Glancing at the colored lines which denote the movement on the different pitches, the two graphs look pretty similar at first glance. But looking more closely, we see that all the pitches in the 2012 graph feature more movement than in 2009. That’s especially interesting because for his Howell’s sinker and changeup, he has actually been throwing them harder (only slightly in the case of the sinker) and has still gotten more movement. Even though he is throwing it over 2 MPH below 2009, the most interesting pitch to compare on the two graphs is the curveball. The intriguing part is simply the fact that it finishes in a different direction on the two graphs. In 2009, Howell’s curveball got slurvy and its net movement was basically straight down, and that worked perfectly fine because he was able to command and control it very well and keep it down in the zone. In 2012, Howell’s curveball has shifted from close to 12-to-6 break to 1-to-7. The difference is enormous and in terms of pure velocity and movement, it has become a much more dynamic pitch, which warrants Howell to throw it more often. However, more movement isn’t always a good thing, and in fact Howell hasn’t been able to locate his pitches for strikes in 2012 as much as he did in 2009. But the uptick in movement has made it more difficult for hitters to barrel Howell’s pitches and has allowed him to be less dependent on his fastball and utilize his curveball and changeup more often. Howell’s control has been worse, but his command has been better as he has done an excellent job at keeping the ball down and forcing weak contact. That is how he is succeeding once again.

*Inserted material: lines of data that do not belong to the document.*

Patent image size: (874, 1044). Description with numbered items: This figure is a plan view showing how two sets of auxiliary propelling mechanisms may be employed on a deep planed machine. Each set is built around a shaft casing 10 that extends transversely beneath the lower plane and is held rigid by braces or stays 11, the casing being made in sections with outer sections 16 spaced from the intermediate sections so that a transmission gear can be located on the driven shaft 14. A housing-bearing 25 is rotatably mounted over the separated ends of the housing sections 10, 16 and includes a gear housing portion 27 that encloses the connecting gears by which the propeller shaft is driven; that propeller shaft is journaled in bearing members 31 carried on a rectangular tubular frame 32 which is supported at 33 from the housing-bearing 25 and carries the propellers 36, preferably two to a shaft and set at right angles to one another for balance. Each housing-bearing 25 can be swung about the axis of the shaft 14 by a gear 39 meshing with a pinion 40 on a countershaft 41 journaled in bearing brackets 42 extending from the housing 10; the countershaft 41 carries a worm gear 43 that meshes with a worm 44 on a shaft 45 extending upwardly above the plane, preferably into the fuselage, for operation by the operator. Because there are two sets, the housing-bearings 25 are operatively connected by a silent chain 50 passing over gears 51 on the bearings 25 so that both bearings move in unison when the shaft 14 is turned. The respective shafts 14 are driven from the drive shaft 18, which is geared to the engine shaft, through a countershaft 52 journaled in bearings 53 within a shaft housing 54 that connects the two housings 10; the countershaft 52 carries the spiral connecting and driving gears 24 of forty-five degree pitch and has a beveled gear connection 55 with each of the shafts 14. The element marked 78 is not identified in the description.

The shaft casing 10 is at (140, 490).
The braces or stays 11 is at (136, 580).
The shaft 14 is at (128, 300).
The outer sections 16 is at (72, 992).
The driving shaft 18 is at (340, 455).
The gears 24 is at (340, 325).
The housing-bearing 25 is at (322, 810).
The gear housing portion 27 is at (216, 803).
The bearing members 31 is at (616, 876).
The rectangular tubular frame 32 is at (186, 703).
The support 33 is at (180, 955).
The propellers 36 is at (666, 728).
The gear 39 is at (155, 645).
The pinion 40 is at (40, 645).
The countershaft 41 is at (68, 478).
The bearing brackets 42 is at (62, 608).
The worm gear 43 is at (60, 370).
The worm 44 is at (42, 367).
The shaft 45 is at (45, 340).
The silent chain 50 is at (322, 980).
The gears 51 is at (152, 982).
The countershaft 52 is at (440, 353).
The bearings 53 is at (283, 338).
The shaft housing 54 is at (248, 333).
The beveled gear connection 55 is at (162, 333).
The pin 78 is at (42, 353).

Is pre-injury J.P. Howell back? No, he is not. The J.P. Howell we are seeing is a very similar pitcher, but a different one. Howell has reinvented himself. He doesn’t strike out as many batters as he used to and he has needed to figure out a way to succeed nevertheless. He has managed to do just that. He consistently locates his pitches down in the zone and keep hitters off-balance, forcing a good if not great amount of swings and pitches to go along with plenty of routine groundballs. J.P. Howell the dominating closer isn’t coming back. But in his stead lies a veteran middle reliever who knows how to maximize his arsenal and how to thrive based on the cards he’s been dealt.